1 Oct 2005--(OSTEOPOROSIS)-- Black DM, Bilezikian JP, Ensrud KE, Greenspan SL, Palermo L, Hue T, Lang TF, McGowan JA, Rosen CJ; PaTH Study Investigators. One year of alendronate after one year of parathyroid hormone (1-84) for osteoporosis. N Engl J Med. 2005 Aug 11;353(6):555-65.<http://www.ncbi.nlm.nih.gov/entrez/query.fcgi?cmd=Retrieve&db=pubmed&dopt=Abstract&list_uids=16093464&query_hl=1>
     The PaTH (Parathyroid Hormone and Alendronate Study) study was designed to determine whether it is essential to follow 1-year of parathyroid hormone (PTH) therapy with an antiresorptive drug to maintain gains in bone density.  Women were randomly assigned to one of four groups: PTH 100 ug/d in year 1 followed by placebo in year 2 (N=60); PTH 100 ug/d in year 1 followed by weekly alendronate in year 2 (N=59); PTH plus alendronate in year 1 followed by alendronate in year 2 (N=59); alendronate in years years 1 and year 2. 
     From prior studies, both classes of agents are effective as monotherapy. However, the combination of PTH with a bisphosphonate increases bone mass to a lesser extent that PTH alone.  If no therapy is given after PTH (PTH-placebo), then the gains are lost over the following year. Bisphosphonates in the year following treatment with PTH appear to conserve the gains in BMD obtained by therapy with PTH during the first year.  This study has important implications for clinical practice, suggesting that optimal therapy is with PTH alone, followed by a bisphosphonate.

 6 Oct 2005 --(OSTEOPOROSIS)  Cosman   F, Nieves J, Zion M, Woelfert L, Luckey M, Lindsay R.
Daily and cyclic parathyroid hormone in women receiving alendronate.
N Engl J Med. 2005 Aug 11;353(6):566-75.<http://www.ncbi.nlm.nih.gov/entrez/query.fcgi?cmd=Retrieve&db=pubmed&dopt=Abstract&list_uids=16093465&query_hl=2>
One-hundred and twenty-six women who  received alendronate therapy for at least one year (mean of 3-years) were continued on alendronate and were randomly assigned to receive either daily injections of synthetic parathyroid hormone (25ug/day) subcutaneously, alternating 3-month cycles of PTH (3-months “on” with 3-months “off”) or continued weekly alendronate for 15 months.  In both PTH groups bone formation increased significantly, however, in the women on cyclic treatment bone formation decreased during the “off” cycle.  Bone resorption increased in both PTH groups, but more so in the daily than the cyclic group.  Bone density gains in the spine were similar in the two PTH groups, and on the order of 5-6%, while in the alendronate only group BMD remained stable.
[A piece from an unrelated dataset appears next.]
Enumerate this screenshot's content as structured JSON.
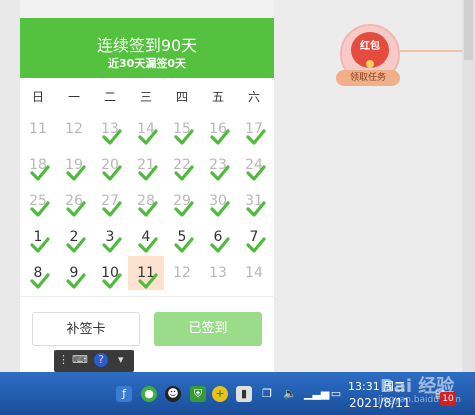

Adherence was excellent in all groups, however, there were more musculoskeletal symptoms and elevated urinary calcium:creatinine ratios in the daily PTH group.  This study suggests that cyclic PTH may be sufficient to produce bone density effects similar to daily PTH and at a lower cost and easier effort for patients, although parameters of bone strength and microarchitecture which PTH produces were not investigated in this study.